The “postmodern radical” also believes that the production and consumption of porn is a valid  part of female sexual empowerment. Really?

How does Clive get himself to these conclusions? Oh, silly me, it’s not difficult when all “postmodern radicals” share the same sensibilities as Hugh Hefner.

So, let me get this straight. A postmodern radical is someone who thinks that Playboy was the end of sexism?

A postmodern radical is someone who can’t tell the difference between empowerment and exploitation?

A postmodern radical confuses sex with pornography and needs Clive, MTR, Gail and Abigail to rescue him or her from that cesspool of confusion and filth?

A postmodern radical is a really, really bad thing to be?

If you don’t agree with Clive Hamilton you’re a postmodern radical and therefore probably really, really bad?

Excuse me while I get some air, I’m totally overcome by the ethical elegance of Hamilton’s arguments.

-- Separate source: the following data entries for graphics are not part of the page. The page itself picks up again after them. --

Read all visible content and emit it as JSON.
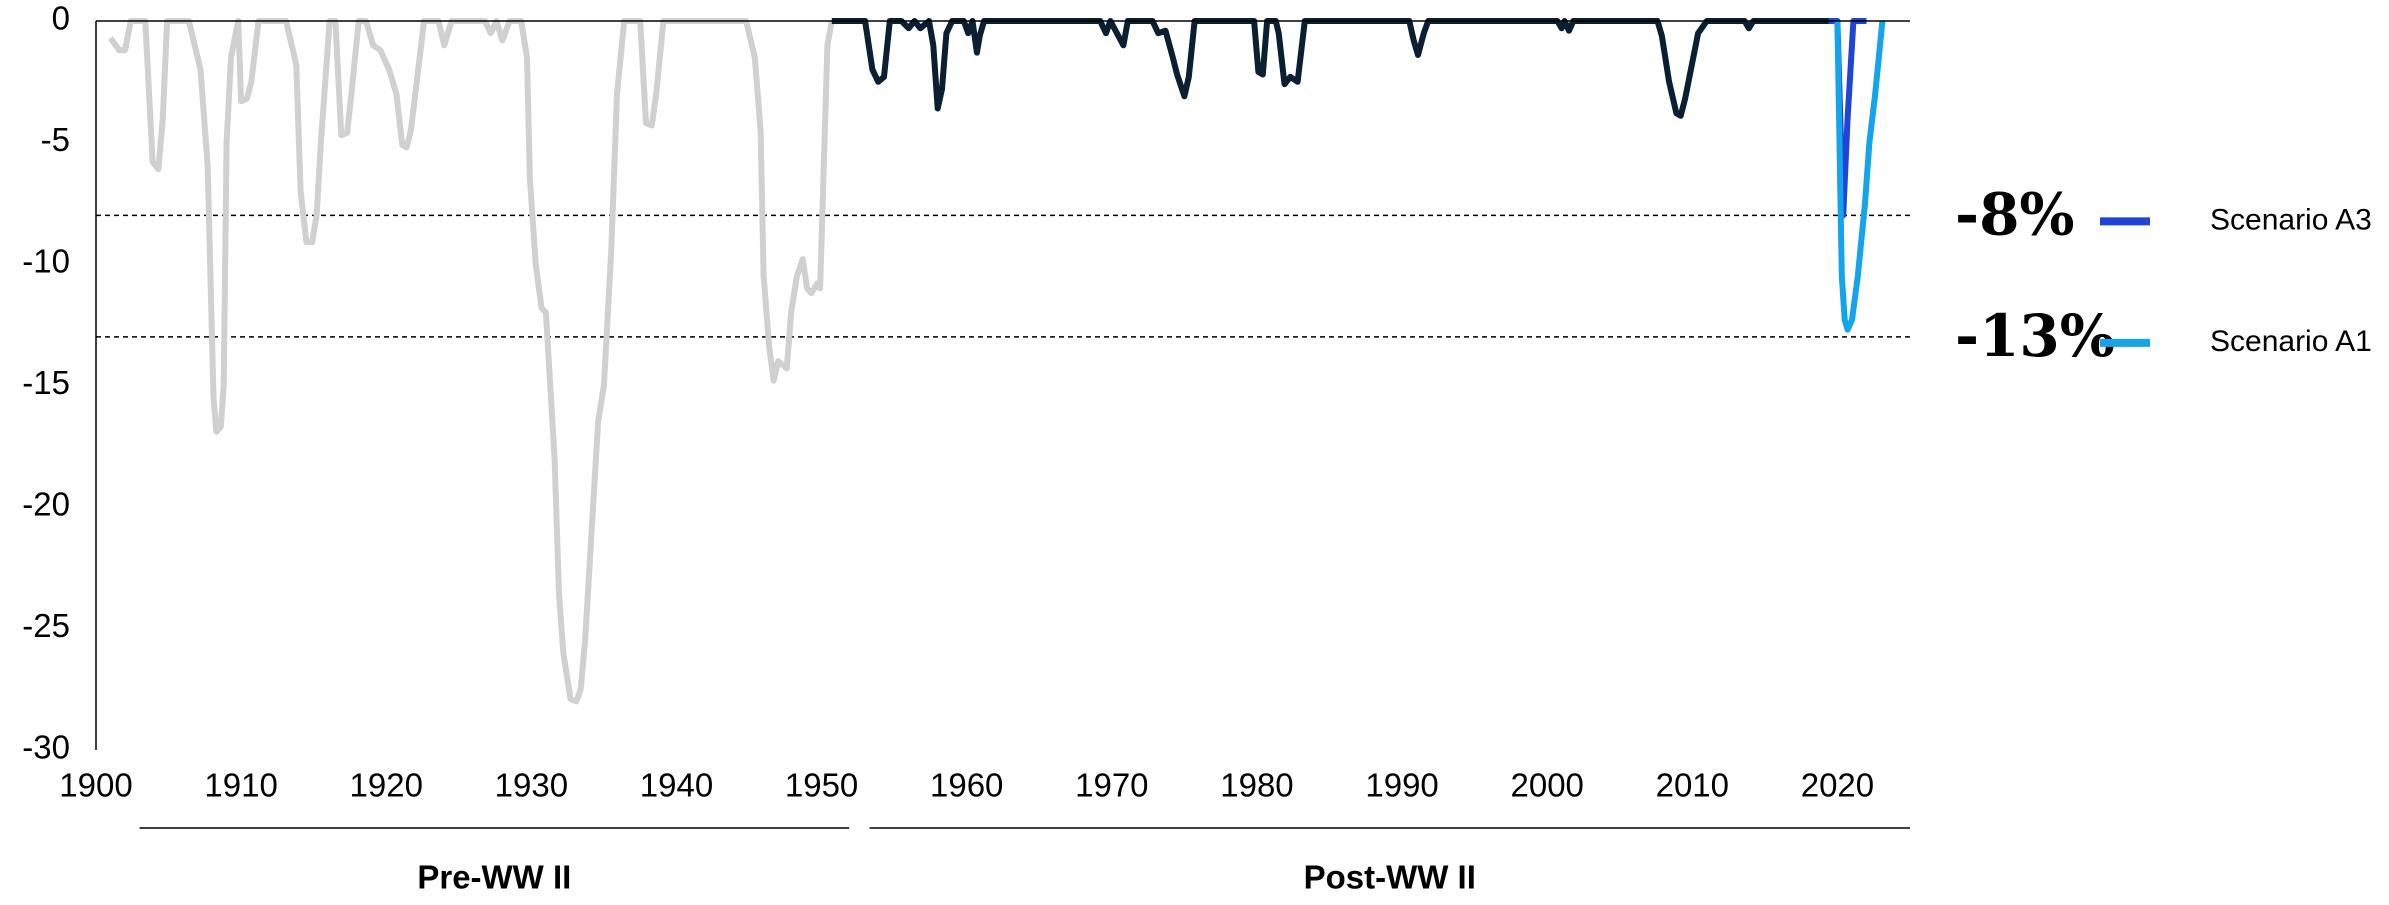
{
  "chart_data": {
    "type": "line",
    "xlim": [
      1900,
      2025
    ],
    "ylim": [
      -30,
      0
    ],
    "xticks": [
      1900,
      1910,
      1920,
      1930,
      1940,
      1950,
      1960,
      1970,
      1980,
      1990,
      2000,
      2010,
      2020
    ],
    "yticks": [
      0,
      -5,
      -10,
      -15,
      -20,
      -25,
      -30
    ],
    "reference_lines": [
      {
        "value": -8,
        "label": "-8%"
      },
      {
        "value": -13,
        "label": "-13%"
      }
    ],
    "periods": [
      {
        "label": "Pre-WW II",
        "start": 1903,
        "end": 1951.9
      },
      {
        "label": "Post-WW II",
        "start": 1953.3,
        "end": 2025
      }
    ],
    "series": [
      {
        "color": "#d0d0d0",
        "x": [
          1901.0,
          1901.6,
          1902.0,
          1902.4,
          1903.4,
          1903.9,
          1904.3,
          1904.6,
          1904.9,
          1906.4,
          1907.2,
          1907.7,
          1908.1,
          1908.3,
          1908.6,
          1908.8,
          1909.0,
          1909.3,
          1909.8,
          1910.0,
          1910.4,
          1910.7,
          1911.2,
          1913.1,
          1913.8,
          1914.1,
          1914.5,
          1914.9,
          1915.2,
          1915.5,
          1916.1,
          1916.5,
          1916.9,
          1917.3,
          1917.6,
          1918.1,
          1918.6,
          1919.1,
          1919.6,
          1920.2,
          1920.7,
          1921.1,
          1921.4,
          1921.7,
          1922.0,
          1922.6,
          1923.6,
          1924.0,
          1924.5,
          1926.8,
          1927.2,
          1927.6,
          1928.0,
          1928.5,
          1929.3,
          1929.7,
          1929.9,
          1930.3,
          1930.7,
          1931.0,
          1931.6,
          1931.9,
          1932.2,
          1932.7,
          1933.1,
          1933.4,
          1933.7,
          1934.1,
          1934.6,
          1935.0,
          1935.5,
          1935.9,
          1936.4,
          1937.5,
          1937.9,
          1938.3,
          1938.6,
          1939.1,
          1944.8,
          1945.4,
          1945.8,
          1946.0,
          1946.4,
          1946.7,
          1947.0,
          1947.6,
          1947.9,
          1948.3,
          1948.7,
          1949.0,
          1949.3,
          1949.7,
          1949.9,
          1950.2,
          1950.4,
          1950.7
        ],
        "values": [
          -0.7,
          -1.2,
          -1.2,
          0,
          0,
          -5.8,
          -6.1,
          -4,
          0,
          0,
          -2,
          -6,
          -15.5,
          -16.9,
          -16.7,
          -15,
          -5,
          -1.5,
          0,
          -3.3,
          -3.2,
          -2.5,
          0,
          0,
          -1.8,
          -7,
          -9.1,
          -9.1,
          -8,
          -5,
          0,
          0,
          -4.7,
          -4.6,
          -3,
          0,
          0,
          -1,
          -1.2,
          -2,
          -3,
          -5.1,
          -5.2,
          -4.5,
          -3,
          0,
          0,
          -1,
          0,
          0,
          -0.5,
          0,
          -0.8,
          0,
          0,
          -1.5,
          -6.5,
          -10,
          -11.8,
          -12,
          -18,
          -23.5,
          -26,
          -27.9,
          -28,
          -27.5,
          -25.5,
          -21.5,
          -16.5,
          -15,
          -9.5,
          -3,
          0,
          0,
          -4.2,
          -4.3,
          -3,
          0,
          0,
          -1.5,
          -4.5,
          -10.5,
          -13.5,
          -14.8,
          -14,
          -14.3,
          -12,
          -10.5,
          -9.8,
          -11,
          -11.2,
          -10.8,
          -11,
          -5,
          -1,
          0
        ]
      },
      {
        "color": "#0b1f33",
        "x": [
          1950.7,
          1953.0,
          1953.5,
          1953.9,
          1954.3,
          1954.7,
          1955.5,
          1956.0,
          1956.4,
          1956.8,
          1957.4,
          1957.7,
          1958.0,
          1958.3,
          1958.6,
          1959.0,
          1959.8,
          1960.1,
          1960.4,
          1960.7,
          1960.9,
          1961.2,
          1969.2,
          1969.6,
          1969.9,
          1970.8,
          1971.1,
          1972.8,
          1973.2,
          1973.7,
          1974.2,
          1974.5,
          1975.0,
          1975.3,
          1975.7,
          1979.8,
          1980.1,
          1980.4,
          1980.7,
          1981.3,
          1981.5,
          1981.9,
          1982.3,
          1982.8,
          1983.3,
          1990.5,
          1990.8,
          1991.1,
          1991.5,
          1991.8,
          2000.7,
          2001.0,
          2001.2,
          2001.5,
          2001.8,
          2007.6,
          2007.9,
          2008.4,
          2008.9,
          2009.2,
          2009.5,
          2009.9,
          2010.4,
          2011.0,
          2013.6,
          2013.9,
          2014.2,
          2020.0
        ],
        "values": [
          0,
          0,
          -2,
          -2.5,
          -2.3,
          0,
          0,
          -0.3,
          0,
          -0.3,
          0,
          -1,
          -3.6,
          -2.8,
          -0.5,
          0,
          0,
          -0.5,
          0,
          -1.3,
          -0.6,
          0,
          0,
          -0.5,
          0,
          -1,
          0,
          0,
          -0.5,
          -0.4,
          -1.5,
          -2.2,
          -3.1,
          -2.3,
          0,
          0,
          -2.1,
          -2.2,
          0,
          0,
          -0.5,
          -2.6,
          -2.3,
          -2.5,
          0,
          0,
          -0.8,
          -1.4,
          -0.5,
          0,
          0,
          -0.3,
          0,
          -0.4,
          0,
          0,
          -0.6,
          -2.5,
          -3.8,
          -3.9,
          -3.2,
          -2,
          -0.5,
          0,
          0,
          -0.3,
          0,
          0
        ]
      },
      {
        "name": "Scenario A3",
        "color": "#1f44d6",
        "x": [
          2019.4,
          2020.0,
          2020.4,
          2020.7,
          2021.1,
          2022.0
        ],
        "values": [
          0,
          0,
          -8,
          -4,
          0,
          0
        ]
      },
      {
        "name": "Scenario A1",
        "color": "#14a4ec",
        "x": [
          2020.0,
          2020.3,
          2020.5,
          2020.7,
          2021.0,
          2021.4,
          2021.9,
          2022.2,
          2022.6,
          2023.1
        ],
        "values": [
          0,
          -10.5,
          -12.3,
          -12.7,
          -12.3,
          -10.5,
          -7.5,
          -5,
          -3,
          0
        ]
      }
    ]
  }
}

I don’t know about anybody else, but I’m getting seriously irritated by  Hamilton’s codswallop disguised as ethics. I’d like to know what exactly is ethical about stereotyping other human beings because they disagree with you? I’d like to know what is ethical about reductionism?

I’d like to know  what is ethical about an argument that lumps every dissenter in with every other dissenter and concedes no variation in their dissent, rather condemns the whole lot solely because it does not accord with your point of view?

Sweeping generalizations are the hallmark of many anti porn arguments, and their fatal weakness. Sweeping generalizations are intellectually lazy, and dehumanizing. They are the antithesis of ethical debate.

There are many decent, ethical, and generous people who have profound concerns about certain types of pornography and its possible effects, and many people who have serious concerns about the treatment and well-being of actors who participate in its production. It is disgraceful that Clive Hamilton should contemptuously dismiss such people because they may disagree with him on the definitions and understandings of pornography put forward by him and his fellow activists.

Nobody owns the rights to moral and ethical concerns about the production, consumption and effects of pornography. Mr Hamilton and his fellow activists do not determine for the rest of us what those concerns are or should be by high handedly assuming an imaginary right to legitimize and validate them, according to their own beliefs and values.

If Mr Hamilton and his fellow activists are to continue to complain about being described as “anti-sex wowsers” perhaps they need  to consider that their own acts of reductionist stereotyping are equally alienating, and serve equally little purpose.

If the attitude of anti porn activists continues to be one of “you’re with us or against us” they will achieve nothing lasting. Nobody will listen to them, except those who are already in agreement. They need to remind themselves that they are merely a part of society, not the whole, and that there is a wide range of opinion on this topic from people equally, and sometimes more, intelligent and informed as themselves.

That’s if they want to be ethical.

And if they don’t, then where do they get off, bagging Hugh Hefner?